Fresno State officials have told their departments -- including nursing -- to cut enrollment by 9.3% next semester. Michael Russler, chairman of the nursing department there, said he is trying to divert some students into an extended education program to maintain enrollment.

Meanwhile, there has been a shift in funding for health-worker training -- away from nursing schools, and to such allied-health professions as physical therapy assistants and pharmacy technicians, said Roberts of College of the Sequoias.

"We're kind of coming to the end of where the big dollar grants have helped," she said.

A long wait for jobs?

Economic forecasters predict California will be one of the last states to recover from the recession, which is not good news for nursing students just beginning their studies.

Karla Charlson, 41, of Los Banos is in her second semester of nursing classes at Fresno State. She needs a job when she finishes her degree in May 2012. She is a widow and is raising four children on Social Security and student financial aid.

She considered a psychology major before her husband died. She switched to nursing for the job security. "We're not just doing this for the fun of it," she said Thursday, outside a nursing class laboratory.

Jeanette Wierman, 36, of Fresno is raising a 31/2-year-old son as a single mom. When she graduates from Fresno State in two years, she will have about $30,000 in student loans to pay off. "I am concerned about the job market," she said.

Rose Yang, 24, a Fresno State nursing student, is applying at hospitals now, before she graduates. Before the recession, hospitals were eager to hire student nurses. Now, paid work-study jobs are scarce. "I'll just have to keep looking," Yang said.

Phangrath, who received her degree from Fresno State in December, said she is expanding her job search beyond hospitals to public health agencies and correctional institutions.
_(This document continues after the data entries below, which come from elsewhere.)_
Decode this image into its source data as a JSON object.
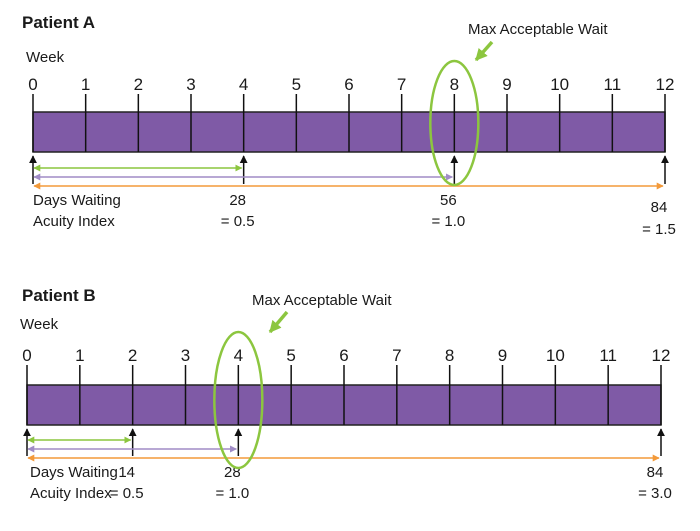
{
  "colors": {
    "bar": "#7f5aa6",
    "bar_border": "#222222",
    "green": "#8cc63f",
    "purple_arrow": "#a08cc6",
    "orange": "#f39a3a",
    "text": "#1a1a1a"
  },
  "patients": [
    {
      "title": "Patient A",
      "week_label": "Week",
      "max_wait_label": "Max Acceptable Wait",
      "max_wait_week": 8,
      "row_label_1": "Days Waiting",
      "row_label_2": "Acuity Index",
      "weeks": [
        "0",
        "1",
        "2",
        "3",
        "4",
        "5",
        "6",
        "7",
        "8",
        "9",
        "10",
        "11",
        "12"
      ],
      "markers": [
        {
          "week": 4,
          "days": "28",
          "index": "= 0.5"
        },
        {
          "week": 8,
          "days": "56",
          "index": "= 1.0"
        },
        {
          "week": 12,
          "days": "84",
          "index": "= 1.5"
        }
      ]
    },
    {
      "title": "Patient B",
      "week_label": "Week",
      "max_wait_label": "Max Acceptable Wait",
      "max_wait_week": 4,
      "row_label_1": "Days Waiting",
      "row_label_2": "Acuity Index",
      "weeks": [
        "0",
        "1",
        "2",
        "3",
        "4",
        "5",
        "6",
        "7",
        "8",
        "9",
        "10",
        "11",
        "12"
      ],
      "markers": [
        {
          "week": 2,
          "days": "14",
          "index": "= 0.5"
        },
        {
          "week": 4,
          "days": "28",
          "index": "= 1.0"
        },
        {
          "week": 12,
          "days": "84",
          "index": "= 3.0"
        }
      ]
    }
  ]
}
But her clinical experience at school was in hospitals, she said.

She has $8,000 in student loans to pay.

She may go back to school. She has a bachelor's degree from Fresno State, but a master's degree "might expand my horizons in choices I can make to get a job," she said. To teach, a nurse needs a masters degree or higher.

If she doesn't go back to school, Phangrath said she may "just work somewhere else, outside of nursing."

The state can't afford to let nursing graduates take jobs outside of nursing, said Jones of the Institute for Nursing and Health Care.

"The longer they're out of nursing school, the harder it's going to be for them to feel confident to go after a job," she said. "We need to keep them engaged."